I mean, Lorelai is a teen mom runaway, Rory is technically a felon (at least substantively, even if her plea deal was a deferred judgment), Logan is a (sometimes admirable) privileged ass and always was, Emily is a freaking witch with about two ounces of sympathy and 98 ounces of narcissism, Miss Patty is a raging floozy, and even Luke, as close to perfect as he is, randomly yells at people in the diner all the time, but these people make it work, they make their friendship work, they make their town work, and it is super fun to watch.
That is to say, the show is ridiculously magnificent because it romanticizes and idealizes not a perfect society, but a perfectly imperfect response to one town’s imperfection.

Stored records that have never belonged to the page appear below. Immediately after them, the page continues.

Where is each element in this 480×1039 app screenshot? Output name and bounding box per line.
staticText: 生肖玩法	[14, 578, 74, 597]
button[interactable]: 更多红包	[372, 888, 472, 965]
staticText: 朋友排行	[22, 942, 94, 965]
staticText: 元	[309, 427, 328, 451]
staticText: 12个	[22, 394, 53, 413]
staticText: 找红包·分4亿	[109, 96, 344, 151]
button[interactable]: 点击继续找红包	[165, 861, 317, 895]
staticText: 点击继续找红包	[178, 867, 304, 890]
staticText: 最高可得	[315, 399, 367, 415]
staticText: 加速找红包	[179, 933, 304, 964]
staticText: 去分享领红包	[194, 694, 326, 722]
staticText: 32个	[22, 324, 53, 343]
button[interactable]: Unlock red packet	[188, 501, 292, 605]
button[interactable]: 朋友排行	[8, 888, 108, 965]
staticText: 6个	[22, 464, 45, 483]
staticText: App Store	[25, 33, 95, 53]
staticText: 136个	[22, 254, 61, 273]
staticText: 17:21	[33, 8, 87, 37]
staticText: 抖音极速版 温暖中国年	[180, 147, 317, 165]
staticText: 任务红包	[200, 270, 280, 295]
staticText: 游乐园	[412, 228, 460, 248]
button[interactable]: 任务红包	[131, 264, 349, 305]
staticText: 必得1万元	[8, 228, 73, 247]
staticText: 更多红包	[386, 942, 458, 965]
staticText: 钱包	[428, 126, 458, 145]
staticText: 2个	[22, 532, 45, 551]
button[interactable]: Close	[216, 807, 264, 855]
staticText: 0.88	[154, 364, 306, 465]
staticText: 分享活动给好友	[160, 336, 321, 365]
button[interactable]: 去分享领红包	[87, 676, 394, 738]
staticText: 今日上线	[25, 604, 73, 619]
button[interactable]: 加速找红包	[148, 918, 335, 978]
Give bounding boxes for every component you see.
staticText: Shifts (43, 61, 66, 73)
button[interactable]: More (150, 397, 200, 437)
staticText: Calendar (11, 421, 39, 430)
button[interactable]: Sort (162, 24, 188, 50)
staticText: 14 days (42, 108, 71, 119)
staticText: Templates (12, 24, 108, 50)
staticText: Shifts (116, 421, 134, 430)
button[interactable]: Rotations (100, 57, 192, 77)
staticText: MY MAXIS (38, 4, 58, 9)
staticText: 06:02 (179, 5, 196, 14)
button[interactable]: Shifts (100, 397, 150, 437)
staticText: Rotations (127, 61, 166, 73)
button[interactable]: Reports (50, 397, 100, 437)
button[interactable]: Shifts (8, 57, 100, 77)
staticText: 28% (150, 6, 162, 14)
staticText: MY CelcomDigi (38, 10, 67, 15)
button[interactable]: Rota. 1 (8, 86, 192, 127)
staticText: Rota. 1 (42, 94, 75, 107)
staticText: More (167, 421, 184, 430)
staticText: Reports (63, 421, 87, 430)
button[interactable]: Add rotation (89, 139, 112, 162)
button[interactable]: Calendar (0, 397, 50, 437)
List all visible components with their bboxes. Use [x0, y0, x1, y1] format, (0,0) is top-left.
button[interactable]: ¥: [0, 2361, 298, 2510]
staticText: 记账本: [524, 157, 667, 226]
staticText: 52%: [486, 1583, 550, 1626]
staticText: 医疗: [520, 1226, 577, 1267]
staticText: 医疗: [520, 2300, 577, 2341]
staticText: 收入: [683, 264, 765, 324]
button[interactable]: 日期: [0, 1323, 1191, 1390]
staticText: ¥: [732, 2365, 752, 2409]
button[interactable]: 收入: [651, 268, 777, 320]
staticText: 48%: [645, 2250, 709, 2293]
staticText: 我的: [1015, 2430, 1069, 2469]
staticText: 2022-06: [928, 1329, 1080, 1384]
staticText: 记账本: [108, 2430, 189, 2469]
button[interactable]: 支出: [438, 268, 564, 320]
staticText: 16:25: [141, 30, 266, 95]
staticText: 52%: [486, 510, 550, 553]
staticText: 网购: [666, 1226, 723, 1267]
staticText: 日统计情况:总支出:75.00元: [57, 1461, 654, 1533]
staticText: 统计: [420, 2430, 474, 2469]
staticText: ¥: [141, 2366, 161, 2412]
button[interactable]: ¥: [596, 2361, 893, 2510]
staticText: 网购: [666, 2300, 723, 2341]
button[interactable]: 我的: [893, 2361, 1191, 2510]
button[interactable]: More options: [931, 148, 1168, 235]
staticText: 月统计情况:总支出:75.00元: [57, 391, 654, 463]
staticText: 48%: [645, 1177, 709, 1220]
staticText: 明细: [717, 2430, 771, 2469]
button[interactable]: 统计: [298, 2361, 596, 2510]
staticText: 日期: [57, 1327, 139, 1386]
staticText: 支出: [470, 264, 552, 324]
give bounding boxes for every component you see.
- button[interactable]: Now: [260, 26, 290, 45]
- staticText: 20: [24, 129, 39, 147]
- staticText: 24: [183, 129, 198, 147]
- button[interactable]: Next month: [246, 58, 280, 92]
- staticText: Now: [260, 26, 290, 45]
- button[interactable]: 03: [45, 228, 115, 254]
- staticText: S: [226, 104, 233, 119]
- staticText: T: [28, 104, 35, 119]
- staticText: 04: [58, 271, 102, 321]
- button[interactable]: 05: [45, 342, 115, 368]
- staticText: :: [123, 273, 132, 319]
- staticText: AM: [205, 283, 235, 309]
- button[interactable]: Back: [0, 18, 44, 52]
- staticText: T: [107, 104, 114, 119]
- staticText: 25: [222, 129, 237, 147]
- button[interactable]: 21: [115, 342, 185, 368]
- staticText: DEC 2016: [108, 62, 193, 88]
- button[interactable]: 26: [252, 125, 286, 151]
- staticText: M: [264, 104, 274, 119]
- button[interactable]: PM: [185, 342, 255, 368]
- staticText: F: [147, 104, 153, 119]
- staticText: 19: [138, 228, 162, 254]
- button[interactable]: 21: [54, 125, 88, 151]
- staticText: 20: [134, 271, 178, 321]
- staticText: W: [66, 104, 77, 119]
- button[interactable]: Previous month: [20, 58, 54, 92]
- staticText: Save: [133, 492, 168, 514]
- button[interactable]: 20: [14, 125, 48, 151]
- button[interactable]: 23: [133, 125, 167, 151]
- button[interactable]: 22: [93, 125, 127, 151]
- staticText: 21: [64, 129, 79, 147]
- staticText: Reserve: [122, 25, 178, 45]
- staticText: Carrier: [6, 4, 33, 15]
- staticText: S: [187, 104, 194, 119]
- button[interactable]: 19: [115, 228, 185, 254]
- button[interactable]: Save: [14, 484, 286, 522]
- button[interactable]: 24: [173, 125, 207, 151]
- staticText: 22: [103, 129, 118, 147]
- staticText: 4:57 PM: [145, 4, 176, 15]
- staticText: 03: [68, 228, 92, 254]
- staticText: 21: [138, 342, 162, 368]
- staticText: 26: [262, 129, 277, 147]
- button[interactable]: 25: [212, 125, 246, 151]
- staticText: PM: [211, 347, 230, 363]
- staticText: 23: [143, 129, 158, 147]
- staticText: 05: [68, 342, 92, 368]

It emphasizes Lorelai’s willingness to work as hard as she could in order to provide for her child, without giving up her personal connection with her, and without relying on the then-toxic environment she was brought up in. It underscores Lorelai’s unfailing relationship with her mother who she by no means bows down to, but who she respects in a surreal, transformative kind of way. It exemplifies what it means to be friends with the weird cat lady with the shady-looking husband who is just genuine and kind enough to be the best neighbor ever. It’s about being able to stay friends with someone who doesn’t go to your school, who doesn’t read what you read, and whose parents are basically the opposite of your own. It’s about utterly failing and doing horrible things, or having people do horrible things to you, and yet coming out on the other side better for the wear.
It is a show that demonstrates what it means to swallow pride and ask for help when you need it (like when you need money from your parents), to admit your shortcomings (like when you realize you shouldn’t have quit school), to embrace embarrassment (like when you check out that awkward, self-help recording about how to have loving relationships).
It is familial disconcert and happiness personified, social acceptance and accommodation epitomized.
People: it was always about imperfections. And such is life. It is always about transitions and struggles and really crappy stuff that we do or that other people do to us. But what more masterful artist of life is there than someone who can create a Mona Lisa — complete with that simple, unforced smile — out of crayons???
The GG revival was exactly that: a woman standing, arms overlapped, boundaries apparent but welcoming nonetheless, inviting anyone around to feel free to smile along with her at whatever it is that made things look so dismal, because she knows that that’s the best way to make it beautiful and vibrant again.